Subsystem real-time Time Dependent Density Functional Theory

TL;DR

This paper extends Frozen Density Embedding to real-time TDDFT, enabling simulation of dynamic interactions and energy transfer between subsystems with improved physical insight and computational efficiency.

Contribution

The novel extension allows real-time evolution of embedded Kohn-Sham systems with dynamic embedding potentials, enhancing the analysis of excitation energy transfer and optical spectra.

Findings

Demonstrated energy transfer in Na4 cluster

Showed impact of dynamic embedding on optical spectra

Validated the importance of full dynamic response

Abstract

We present the extension of Frozen Density Embedding (FDE) theory to real-time Time Dependent Density Functional Theory (rt-TDDFT). FDE a is DFT-in-DFT embedding method that allows to partition a larger Kohn-Sham system into a set of smaller, coupled Kohn-Sham systems.
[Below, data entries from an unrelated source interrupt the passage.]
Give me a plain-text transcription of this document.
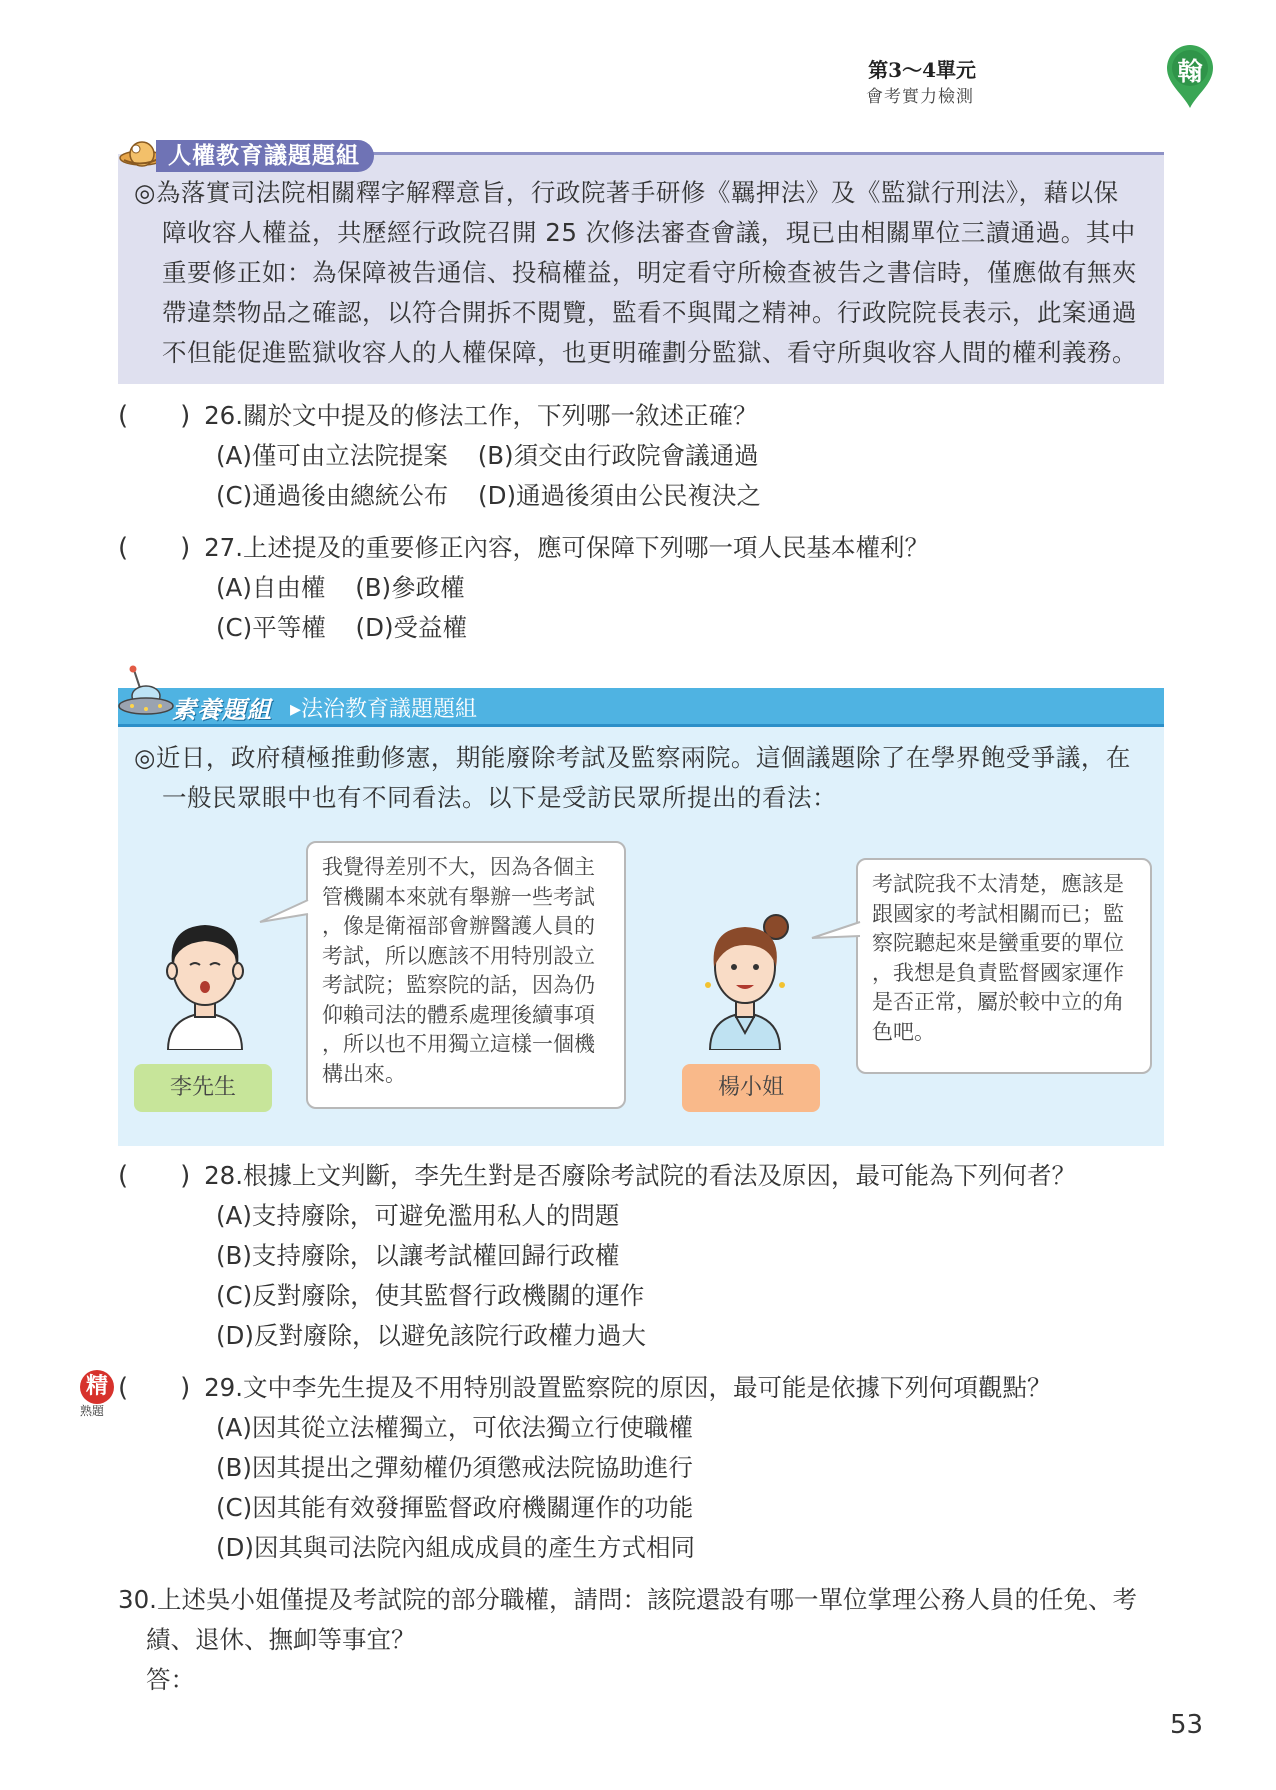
第3～4單元
會考實力檢測
翰
人權教育議題題組
◎為落實司法院相關釋字解釋意旨，行政院著手研修《羈押法》及《監獄行刑法》，藉以保
障收容人權益，共歷經行政院召開 25 次修法審查會議，現已由相關單位三讀通過。其中
重要修正如：為保障被告通信、投稿權益，明定看守所檢查被告之書信時，僅應做有無夾
帶違禁物品之確認，以符合開拆不閱覽，監看不與聞之精神。行政院院長表示，此案通過
不但能促進監獄收容人的人權保障，也更明確劃分監獄、看守所與收容人間的權利義務。
(　　) 26.關於文中提及的修法工作，下列哪一敘述正確？
(A)僅可由立法院提案 (B)須交由行政院會議通過
(C)通過後由總統公布 (D)通過後須由公民複決之
(　　) 27.上述提及的重要修正內容，應可保障下列哪一項人民基本權利？
(A)自由權 (B)參政權
(C)平等權 (D)受益權
素養題組 ▸法治教育議題題組
◎近日，政府積極推動修憲，期能廢除考試及監察兩院。這個議題除了在學界飽受爭議，在
一般民眾眼中也有不同看法。以下是受訪民眾所提出的看法：
李先生
我覺得差別不大，因為各個主
管機關本來就有舉辦一些考試
，像是衛福部會辦醫護人員的
考試，所以應該不用特別設立
考試院；監察院的話，因為仍
仰賴司法的體系處理後續事項
，所以也不用獨立這樣一個機
構出來。
楊小姐
考試院我不太清楚，應該是
跟國家的考試相關而已；監
察院聽起來是蠻重要的單位
，我想是負責監督國家運作
是否正常，屬於較中立的角
色吧。
(　　) 28.根據上文判斷，李先生對是否廢除考試院的看法及原因，最可能為下列何者？
(A)支持廢除，可避免濫用私人的問題
(B)支持廢除，以讓考試權回歸行政權
(C)反對廢除，使其監督行政機關的運作
(D)反對廢除，以避免該院行政權力過大
精
熟題
(　　) 29.文中李先生提及不用特別設置監察院的原因，最可能是依據下列何項觀點？
(A)因其從立法權獨立，可依法獨立行使職權
(B)因其提出之彈劾權仍須懲戒法院協助進行
(C)因其能有效發揮監督政府機關運作的功能
(D)因其與司法院內組成成員的產生方式相同
30.上述吳小姐僅提及考試院的部分職權，請問：該院還設有哪一單位掌理公務人員的任免、考
績、退休、撫卹等事宜？
答：
53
Additional to the computational advantage, FDE provides physical insight into the properties of embedded systems and the coupling interactions between them. The extension to rt-TDDFT is done straightforwardly by evolving the Kohn-Sham subsystems in time simultaneously, while updating the embedding potential between the systems at every time step. Two main applications are presented: the explicit excitation energy transfer in real time between subsystems is demonstrated for the case of the Na$_4$ cluster and the effect of the embedding on optical spectra of coupled chromophores. In particular, the importance of including the full dynamic response in the embedding potential is demonstrated.